Shortcomings

PUBLISHED : Thursday, 13 October, 1994, 12:00am
UPDATED : Thursday, 13 October, 1994, 12:00am
 

MANY readers of your columns over the last year must be uneasy after reading countless reports of suffering or death after medical treatment.


Very often, these are contained in reports of inquests.


We tend to believe that these are things that do not or should not happen in the rational world of scientific medicine. However, such a belief belongs to the world of the television soap opera: the real world is different. Western scientific medicine has given undoubted benefits in the treatment of many - mainly acute - situations.


However, it has shown itself to be less than perfect in many other - mainly chronic - diseases.


If these shortcomings were more widely appreciated, its paramount status within the total range of the healing arts in Hong Kong might be reconsidered by government and, particularly, insurance companies.

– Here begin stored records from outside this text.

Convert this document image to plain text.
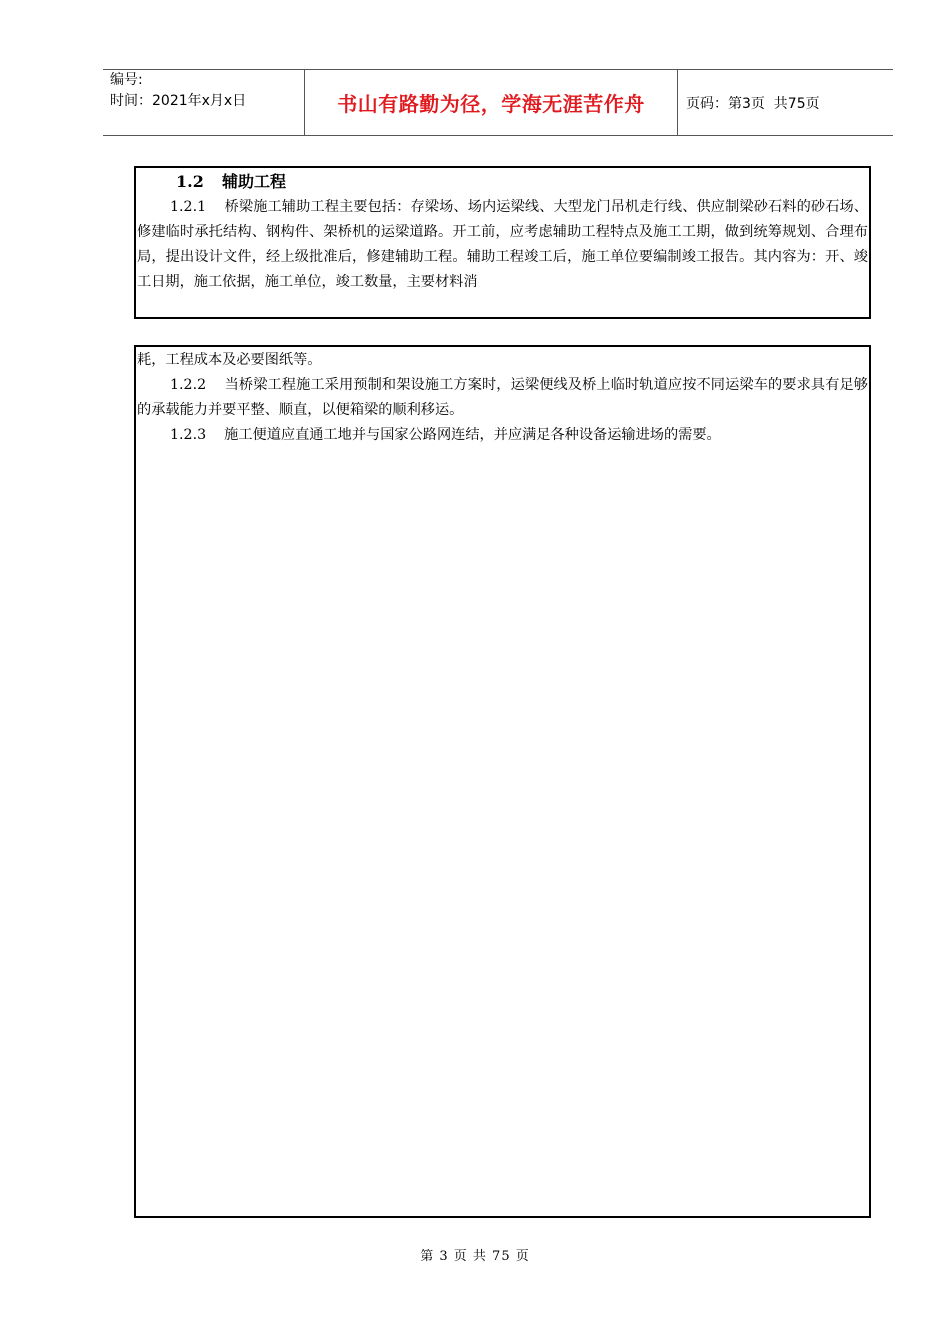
编号:
时间：2021年x月x日	书山有路勤为径，学海无涯苦作舟	页码：第3页  共75页
1.2 辅助工程
1.2.1    桥梁施工辅助工程主要包括：存梁场、场内运梁线、大型龙门吊机走行线、供应制梁砂石料的砂石场、修建临时承托结构、钢构件、架桥机的运梁道路。开工前，应考虑辅助工程特点及施工工期，做到统筹规划、合理布局，提出设计文件，经上级批准后，修建辅助工程。辅助工程竣工后，施工单位要编制竣工报告。其内容为：开、竣工日期，施工依据，施工单位，竣工数量，主要材料消
耗，工程成本及必要图纸等。
1.2.2    当桥梁工程施工采用预制和架设施工方案时，运梁便线及桥上临时轨道应按不同运梁车的要求具有足够的承载能力并要平整、顺直，以便箱梁的顺利移运。
1.2.3    施工便道应直通工地并与国家公路网连结，并应满足各种设备运输进场的需要。
第 3 页 共 75 页
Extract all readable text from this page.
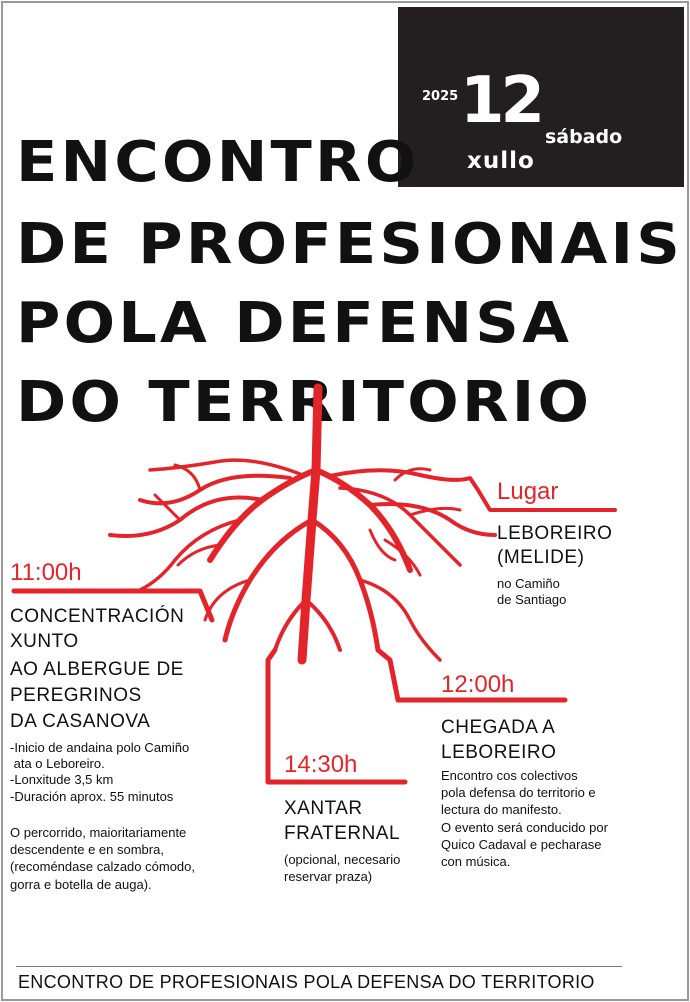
2025 12 sábado
xullo
ENCONTRO
DE PROFESIONAIS
POLA DEFENSA
DO TERRITORIO
Lugar
LEBOREIRO
(MELIDE)
no Camiño
de Santiago
11:00h
CONCENTRACIÓN
XUNTO
AO ALBERGUE DE
PEREGRINOS
DA CASANOVA
-Inicio de andaina polo Camiño
ata o Leboreiro.
-Lonxitude 3,5 km
-Duración aprox. 55 minutos
O percorrido, maioritariamente
descendente e en sombra,
(recoméndase calzado cómodo,
gorra e botella de auga).
12:00h
CHEGADA A
LEBOREIRO
Encontro cos colectivos
pola defensa do territorio e
lectura do manifesto.
O evento será conducido por
Quico Cadaval e pecharase
con música.
14:30h
XANTAR
FRATERNAL
(opcional, necesario
reservar praza)
ENCONTRO DE PROFESIONAIS POLA DEFENSA DO TERRITORIO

Some of these shortcomings are well described in a recent book Betrayal of Trust, by Dr Vernon Coleman (a medical doctor). Research undertaken in the UK suggests that one in six people are in hospital because of 'iatrogenic illness' (doctor induced disease).


Coleman calculates that this represents about 1.1 million patients a year: the greatest cause of illness in England.


Would the Secretary for Health and Welfare please tell us what are the comparable statistics for iatrogenic illness in Hong Kong? If no such statistical records have been maintained, then surely it is time that such recording be commenced.


Recognition of the truth can only bring benefit to all participants - including practitioners.


Also, judging by the UK experience, this is a very large factor in the cost of health services.